Rohrwacher, always an intense, deep-feeling presence on screen, does her best acting in Vanda’s initial, unguarded response to this bombshell, negotiating a line between spontaneous anger and bewilderment that Aldo has burdened her with this knowledge. “What am I supposed to do?” she asks, and not rhetorically: It turns out her uncertainty over how to react will bleed into decades of emotional instability between them. Aldo, a literary radio host, moves to Rome to be with his new girlfriend Lidia (Linda Caridi), ceding full custody of the children to Vanda with a compliance that dismays her, and appearing ever less regularly in their lives. Yet as the years pass, a clean break evades them: Vanda, whose mental health takes a turn for the volatile, raggedly retains hope that he’ll return to the fold, even if her feelings for him have largely dissipated. “It’s not only a matter of love, it’s a matter of loyalty,” she says, and “The Ties” is preoccupied with the overlap or otherwise between those sentiments.

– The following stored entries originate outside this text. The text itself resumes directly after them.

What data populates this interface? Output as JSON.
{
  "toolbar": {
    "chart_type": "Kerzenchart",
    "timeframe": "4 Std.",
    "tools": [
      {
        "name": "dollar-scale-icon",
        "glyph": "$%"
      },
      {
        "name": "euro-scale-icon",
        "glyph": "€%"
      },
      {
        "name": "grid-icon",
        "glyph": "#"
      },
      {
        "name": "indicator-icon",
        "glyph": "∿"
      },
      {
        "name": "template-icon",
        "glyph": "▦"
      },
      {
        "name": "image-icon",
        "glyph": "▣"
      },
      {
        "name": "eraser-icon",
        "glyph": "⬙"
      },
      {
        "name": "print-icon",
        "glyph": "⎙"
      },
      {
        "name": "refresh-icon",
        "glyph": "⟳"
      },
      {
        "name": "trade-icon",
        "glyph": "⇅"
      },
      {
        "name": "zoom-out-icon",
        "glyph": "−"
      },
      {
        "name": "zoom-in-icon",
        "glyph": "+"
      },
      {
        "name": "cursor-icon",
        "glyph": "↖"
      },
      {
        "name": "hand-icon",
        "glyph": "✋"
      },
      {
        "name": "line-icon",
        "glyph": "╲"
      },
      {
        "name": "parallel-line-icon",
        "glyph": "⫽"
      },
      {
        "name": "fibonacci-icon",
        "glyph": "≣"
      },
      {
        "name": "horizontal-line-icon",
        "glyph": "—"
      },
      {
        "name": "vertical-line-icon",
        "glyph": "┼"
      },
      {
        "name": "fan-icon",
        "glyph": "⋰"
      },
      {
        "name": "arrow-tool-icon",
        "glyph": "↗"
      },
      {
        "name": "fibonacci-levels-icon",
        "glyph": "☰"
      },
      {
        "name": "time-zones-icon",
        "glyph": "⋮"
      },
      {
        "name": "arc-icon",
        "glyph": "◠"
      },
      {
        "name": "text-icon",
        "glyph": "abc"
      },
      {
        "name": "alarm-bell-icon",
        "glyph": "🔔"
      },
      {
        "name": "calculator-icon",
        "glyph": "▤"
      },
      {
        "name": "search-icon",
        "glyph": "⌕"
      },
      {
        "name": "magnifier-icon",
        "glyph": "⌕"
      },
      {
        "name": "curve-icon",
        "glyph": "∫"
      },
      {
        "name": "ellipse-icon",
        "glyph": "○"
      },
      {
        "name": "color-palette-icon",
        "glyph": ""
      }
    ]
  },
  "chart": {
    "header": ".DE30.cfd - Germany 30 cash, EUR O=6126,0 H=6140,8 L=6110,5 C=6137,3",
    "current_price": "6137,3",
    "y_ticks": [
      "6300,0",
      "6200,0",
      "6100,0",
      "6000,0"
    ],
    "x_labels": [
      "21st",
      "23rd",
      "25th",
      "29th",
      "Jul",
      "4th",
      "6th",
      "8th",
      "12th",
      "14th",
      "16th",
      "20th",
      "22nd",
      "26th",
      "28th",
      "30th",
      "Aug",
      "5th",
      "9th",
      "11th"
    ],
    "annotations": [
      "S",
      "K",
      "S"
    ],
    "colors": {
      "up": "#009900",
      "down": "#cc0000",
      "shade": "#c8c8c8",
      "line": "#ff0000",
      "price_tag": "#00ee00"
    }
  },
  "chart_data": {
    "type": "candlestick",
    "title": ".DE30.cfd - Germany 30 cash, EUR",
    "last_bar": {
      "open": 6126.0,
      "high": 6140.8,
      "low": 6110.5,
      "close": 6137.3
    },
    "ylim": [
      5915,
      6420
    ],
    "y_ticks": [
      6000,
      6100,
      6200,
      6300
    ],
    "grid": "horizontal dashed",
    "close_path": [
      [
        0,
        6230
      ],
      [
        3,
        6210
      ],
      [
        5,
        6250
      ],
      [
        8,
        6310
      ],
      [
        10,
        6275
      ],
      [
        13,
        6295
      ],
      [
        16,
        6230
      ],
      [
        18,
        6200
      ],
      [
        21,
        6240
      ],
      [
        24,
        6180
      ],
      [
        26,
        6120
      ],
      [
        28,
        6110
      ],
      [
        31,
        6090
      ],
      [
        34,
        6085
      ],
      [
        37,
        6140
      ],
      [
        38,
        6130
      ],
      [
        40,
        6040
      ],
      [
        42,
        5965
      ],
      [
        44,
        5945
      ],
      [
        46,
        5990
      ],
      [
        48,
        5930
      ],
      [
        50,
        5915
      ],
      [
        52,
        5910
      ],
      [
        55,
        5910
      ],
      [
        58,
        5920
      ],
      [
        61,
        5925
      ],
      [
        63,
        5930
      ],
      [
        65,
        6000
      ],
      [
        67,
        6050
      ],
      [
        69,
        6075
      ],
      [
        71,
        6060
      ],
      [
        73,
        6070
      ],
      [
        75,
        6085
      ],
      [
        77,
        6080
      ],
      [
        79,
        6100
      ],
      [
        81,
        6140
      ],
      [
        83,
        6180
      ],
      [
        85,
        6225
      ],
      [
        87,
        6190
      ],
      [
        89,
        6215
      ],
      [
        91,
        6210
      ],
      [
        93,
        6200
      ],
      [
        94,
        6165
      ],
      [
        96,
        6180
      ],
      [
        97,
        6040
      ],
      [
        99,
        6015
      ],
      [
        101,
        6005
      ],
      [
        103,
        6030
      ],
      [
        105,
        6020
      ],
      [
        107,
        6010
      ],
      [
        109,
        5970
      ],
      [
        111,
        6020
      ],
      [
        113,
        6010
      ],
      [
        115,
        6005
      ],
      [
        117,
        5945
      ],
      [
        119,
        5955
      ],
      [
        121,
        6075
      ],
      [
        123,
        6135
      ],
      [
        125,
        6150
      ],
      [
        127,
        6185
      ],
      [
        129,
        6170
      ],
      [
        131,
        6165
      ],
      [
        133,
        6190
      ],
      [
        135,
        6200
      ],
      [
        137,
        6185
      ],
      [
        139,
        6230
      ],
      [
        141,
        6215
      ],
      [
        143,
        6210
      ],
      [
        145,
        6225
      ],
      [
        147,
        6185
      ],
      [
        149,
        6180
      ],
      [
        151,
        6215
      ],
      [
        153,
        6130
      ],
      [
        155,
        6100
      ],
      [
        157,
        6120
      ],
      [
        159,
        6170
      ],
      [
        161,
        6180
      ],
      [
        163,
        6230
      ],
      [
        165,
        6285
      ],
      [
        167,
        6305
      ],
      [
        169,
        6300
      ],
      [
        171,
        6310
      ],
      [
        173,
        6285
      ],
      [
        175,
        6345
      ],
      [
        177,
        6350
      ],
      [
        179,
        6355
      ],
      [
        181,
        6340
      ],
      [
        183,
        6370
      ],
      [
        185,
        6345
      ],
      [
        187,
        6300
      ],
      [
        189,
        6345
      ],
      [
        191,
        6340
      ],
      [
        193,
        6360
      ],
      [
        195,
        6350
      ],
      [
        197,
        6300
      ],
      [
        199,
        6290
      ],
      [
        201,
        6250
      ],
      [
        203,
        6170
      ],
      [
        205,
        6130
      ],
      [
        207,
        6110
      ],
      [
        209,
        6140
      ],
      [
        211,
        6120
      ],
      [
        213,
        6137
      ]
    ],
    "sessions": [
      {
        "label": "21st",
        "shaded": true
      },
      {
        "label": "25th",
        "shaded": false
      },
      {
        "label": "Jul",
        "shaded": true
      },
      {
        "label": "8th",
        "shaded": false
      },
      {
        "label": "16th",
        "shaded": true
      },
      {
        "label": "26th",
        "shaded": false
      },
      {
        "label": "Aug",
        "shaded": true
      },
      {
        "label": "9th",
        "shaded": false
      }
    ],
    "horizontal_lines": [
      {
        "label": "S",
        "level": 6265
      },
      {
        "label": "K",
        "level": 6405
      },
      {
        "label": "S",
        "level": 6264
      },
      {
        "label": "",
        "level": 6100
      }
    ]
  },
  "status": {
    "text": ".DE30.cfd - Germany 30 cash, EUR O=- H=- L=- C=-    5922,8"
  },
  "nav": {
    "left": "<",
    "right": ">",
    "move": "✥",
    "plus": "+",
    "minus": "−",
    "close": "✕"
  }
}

As we disorientingly shift to the present day — in a tricksy transition cleverly maneuvered by Luchetti and his co-editor Ael Dallier Vega — it seems she has got her wish. We reencounter Vanda and Aldo (now played by Laura Morante and Silvio Orlando) living together in their sixties, seemingly content while persistently bickering, and not especially close to the now-adult Anna (Giovanna Mezzogiorno) and Sandro (Adriano Giannini), whose accounts of the last 40 years would likely tell very different tales. From this point, the timeline darts erratically back and forth as it retraces the couple’s wayward steps, whether filling in hitherto unseen events between the couple’s time apart and together, or revisiting previous scenes from a different, tilted perspective.
Reflecting the film’s literary roots (it’s adapted from a novel by one of the screenwriters, Domenico Starnone), this bifocal effect is an intriguing conceit that doesn’t fully blossom in a somewhat cramped 100-minute running time. Try as it might, the film never quite gets into either spouse’s head: Seemingly minor events are granted an importance through repetition that remains inscrutable to the viewer, while Luchetti steers around certain more severe incidents by rendering their dialogue inaudible, and their aftermath vague. Though the film is observed with rueful credibility at a granular level — an extended squabble over tipping a delivery person distils all the couple’s fault lines in perfect miniature — climactic scenes in which tensions are brought more shrilly to the surface don’t ring as true.
If “The Ties” is finally a bit more involving than it is affecting, there are still casually skilled pleasures of performance and construction to be taken from it — through to a focus-shifting finale, drolly carried by Mezzogiorno and Giannini, that could work even better as a short film in its own right. In its best moments, Luchetti’s film proves not only the Tolstoy maxim about every unhappy family being unhappy in its own way, but that the members of such families are unlikely even to agree on the nature of their discontent.